Again, the 2nd generation is marginally better than the first, otherwise why even bother coming out with a 2nd generation product. Another thing I want to point out here is that even though the specs state that the Nest Wifi router can cover up to 2200 sq ft, if you have plenty of devices in your house, especially some heavy users such as Wifi security cameras, your Wifi signal strength and speeds degrade very rapidly as I had talked about in my other article on Why You Need a Mesh WiFi Router System.
So, even if you have a 2000 sq ft but you have a lot of Wifi devices, I suggest getting at least a 2 unit system, a Nest Wifi router plus one point. It’s best to spread out the connectivity to multiple units. My last house was just around 2250 sq ft and I had a 4 unit system, the Nest Wifi router plus 3 points. It was a 4 unit package sold by Costco. It might have been overkill, but I definitely had no issues with Wifi like I did with my previous Netgear router.
Smart speakers were all the rage a few years ago for these companies to showcase their products. But, that has pretty much died down as most people have now noticed how useful, or actually not useful they really are. However, with that being said, this is the biggest difference between the Google Wifi system and the Nest Wifi system.
The Google Wifi is strictly a mesh Wifi system. The Nest Wifi system incorporates smart speakers into the point units, but only the points. The Nest Wifi router does not double as a smart speaker.
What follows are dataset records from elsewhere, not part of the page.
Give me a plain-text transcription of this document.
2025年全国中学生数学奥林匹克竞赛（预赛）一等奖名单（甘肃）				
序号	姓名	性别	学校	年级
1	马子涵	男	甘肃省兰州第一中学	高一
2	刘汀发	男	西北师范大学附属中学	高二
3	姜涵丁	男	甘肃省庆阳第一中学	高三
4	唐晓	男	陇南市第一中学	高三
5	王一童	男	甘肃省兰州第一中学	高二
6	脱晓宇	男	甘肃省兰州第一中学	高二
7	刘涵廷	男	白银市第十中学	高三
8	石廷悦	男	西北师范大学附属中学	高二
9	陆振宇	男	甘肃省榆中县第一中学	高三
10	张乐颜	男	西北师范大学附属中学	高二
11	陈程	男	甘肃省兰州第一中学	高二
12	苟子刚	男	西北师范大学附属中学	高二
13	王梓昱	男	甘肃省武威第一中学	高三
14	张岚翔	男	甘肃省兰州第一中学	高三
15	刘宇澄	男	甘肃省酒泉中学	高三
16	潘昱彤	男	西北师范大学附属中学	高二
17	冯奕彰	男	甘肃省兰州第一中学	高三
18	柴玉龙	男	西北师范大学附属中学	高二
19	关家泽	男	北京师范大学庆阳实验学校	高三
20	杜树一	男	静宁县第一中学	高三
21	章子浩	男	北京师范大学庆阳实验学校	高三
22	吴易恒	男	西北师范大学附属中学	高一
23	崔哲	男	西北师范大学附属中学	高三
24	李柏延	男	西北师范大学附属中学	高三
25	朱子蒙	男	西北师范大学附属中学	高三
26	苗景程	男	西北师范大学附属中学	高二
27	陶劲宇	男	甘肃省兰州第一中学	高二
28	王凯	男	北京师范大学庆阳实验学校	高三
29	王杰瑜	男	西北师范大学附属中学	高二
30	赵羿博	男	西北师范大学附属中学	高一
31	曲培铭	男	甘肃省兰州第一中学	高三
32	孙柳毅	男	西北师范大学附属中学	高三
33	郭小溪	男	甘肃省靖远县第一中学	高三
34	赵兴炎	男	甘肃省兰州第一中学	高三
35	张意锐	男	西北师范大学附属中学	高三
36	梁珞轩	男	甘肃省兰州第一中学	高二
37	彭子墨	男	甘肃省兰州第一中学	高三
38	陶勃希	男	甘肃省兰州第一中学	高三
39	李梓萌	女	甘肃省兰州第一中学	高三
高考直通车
At first, I did not understand why until I remembered that many people hide their modems and routers for a cleaner room view.
I know there are some of you who prefer not to have a smart speaker system for privacy reasons and I completely understand. The smart speaker points do have a physical button that you can switch off the smart speaker functionality and just use as a Wifi point. But then again, why do that and spend all that money on something you won’t use. So, with all that being said, the 1st generation Google Wifi is a perfectly good mesh Wifi router system to replace your single device Wifi router. As for me, I went with the 2nd generation Nest Wifi. But it’s all up to you.